しかし、レベルが5くらいからは次のレベルアップの必要経験値が4桁くらいになるため、単なるネタスキルに成り下がり、記念以外の何物でもなかった。
(塵も積もればなんとやらか……さすがに千年ってーのは、運営も想定してなかったんだろうなぁ)
図らずも労せずチートになってしまったわけだが、サービスもとっくに終了して他のプレイヤーがいない以上、誰に責められるわけでもなし、それはいい。
問題は『知覚加速ジェネレーターシステム』のほうだ。
この機能こそ、一時期、VRMMOの存在を危うくさせた技術で、もとは医療方面からの技術流用だったらしい。
簡単に言うと、VR内で起こるすべての現象を加速させ、時間経過を擬似的に短縮するというものだ。仮に加速度を倍にすると、リアルでの1時間はVR内での2時間に相当する。
これだけなら、従来の開発系SLGにもあるような単なる倍速機能に過ぎないが、このシステムを用いることで、VR内にいる人間の思考反応速度まで加速できるようになった。
仮に知覚加速ジェネレーターを10倍に設定すると、VR内に体感で10時間経過したとしても、実際には1時間しか経っていないことになる。
VRMMOとの相性も抜群で、『ゲームは1日30時間まで』なんてキャッチフレーズが流行したほどだ。
しかし、夢のような新技術も欠陥が露見し、このシステムを用いたVRは一部を除いて全面禁止となった。
F.W.Oもその煽りを受け、サービス開始後わずか1年にて、停止する羽目になってしまったのだ。
シノヤがログインしてから、なんだかんだで軽く1時間は経過している。
にもかかわらず、現在、コンソールでのリアルの時間表示では、23:45。ログインする際に腕時計で確認したときの時間も、23:45だった。1分も経っていない計算になる。
(ってことは、知覚加速ジェネレーターが100倍くらいに設定されているってことか……)
中学時代のF.W.Oは10倍くらいだったはずだ。100倍というと最大値だろう。
こうなってくると、このF.W.Oサーバーが稼動し続けていたのが、偶然だったとは考えづらい。
大方、途中で停止することを惜しんだ、当時の担当だった社内の誰かが、ゲーム内の加速を最大にして、三界戦争の結果を見届けようとも思ったのだろう。

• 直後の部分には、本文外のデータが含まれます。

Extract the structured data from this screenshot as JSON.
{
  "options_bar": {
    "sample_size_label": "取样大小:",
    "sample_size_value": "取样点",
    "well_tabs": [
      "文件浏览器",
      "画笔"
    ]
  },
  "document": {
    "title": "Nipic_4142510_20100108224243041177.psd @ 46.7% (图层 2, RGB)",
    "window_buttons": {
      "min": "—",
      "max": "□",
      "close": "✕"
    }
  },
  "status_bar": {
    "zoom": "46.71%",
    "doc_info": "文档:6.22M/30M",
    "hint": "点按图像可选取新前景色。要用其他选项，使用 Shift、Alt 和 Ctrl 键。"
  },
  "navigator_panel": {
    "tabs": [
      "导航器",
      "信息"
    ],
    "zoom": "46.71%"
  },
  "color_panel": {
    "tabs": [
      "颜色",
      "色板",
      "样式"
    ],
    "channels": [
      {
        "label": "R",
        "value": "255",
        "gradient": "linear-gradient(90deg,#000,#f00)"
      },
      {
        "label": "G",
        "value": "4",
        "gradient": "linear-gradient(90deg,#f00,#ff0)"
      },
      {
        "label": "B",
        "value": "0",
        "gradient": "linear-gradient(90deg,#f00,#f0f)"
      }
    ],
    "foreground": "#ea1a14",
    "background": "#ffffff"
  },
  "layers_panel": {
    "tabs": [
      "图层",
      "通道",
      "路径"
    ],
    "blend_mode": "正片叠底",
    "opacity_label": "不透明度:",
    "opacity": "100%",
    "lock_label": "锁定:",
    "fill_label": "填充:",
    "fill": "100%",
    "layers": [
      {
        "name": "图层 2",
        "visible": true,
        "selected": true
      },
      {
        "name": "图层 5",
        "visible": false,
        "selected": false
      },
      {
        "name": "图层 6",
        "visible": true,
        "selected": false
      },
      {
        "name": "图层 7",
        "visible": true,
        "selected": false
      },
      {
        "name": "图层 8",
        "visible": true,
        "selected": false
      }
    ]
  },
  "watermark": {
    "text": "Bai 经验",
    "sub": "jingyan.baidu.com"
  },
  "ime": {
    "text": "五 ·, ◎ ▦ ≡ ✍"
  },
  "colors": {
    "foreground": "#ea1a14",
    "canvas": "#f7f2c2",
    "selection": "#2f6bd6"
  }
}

いまだ放置しているのは、戦争の結果が確定していないからか、本人が忘れてしまったかはわからないが。
「……シ、シノヤ様ぁ~」
目の前にしゃがみ込むエミリアが、涙目で情けない顔になっていた。
いろいろ黙考する余り、すっかり存在を忘れてしまっていた。
「あ! ごめん、つい考え込んじゃってて……面目ない。はは」
なんにせよ、今のシノヤはレベル999。ラスボスよりも遥かに強い存在だ。
しかも、知覚加速ジェネレーターシステムのおかげで、時間の猶予もたっぷりある。
(これは、本気で神族側を逆転勝利させて、英雄になれるかもな)
エミリアのふわふわの金髪頭に、ぽんっと手を置いてから、シノヤはほくそ笑んだ。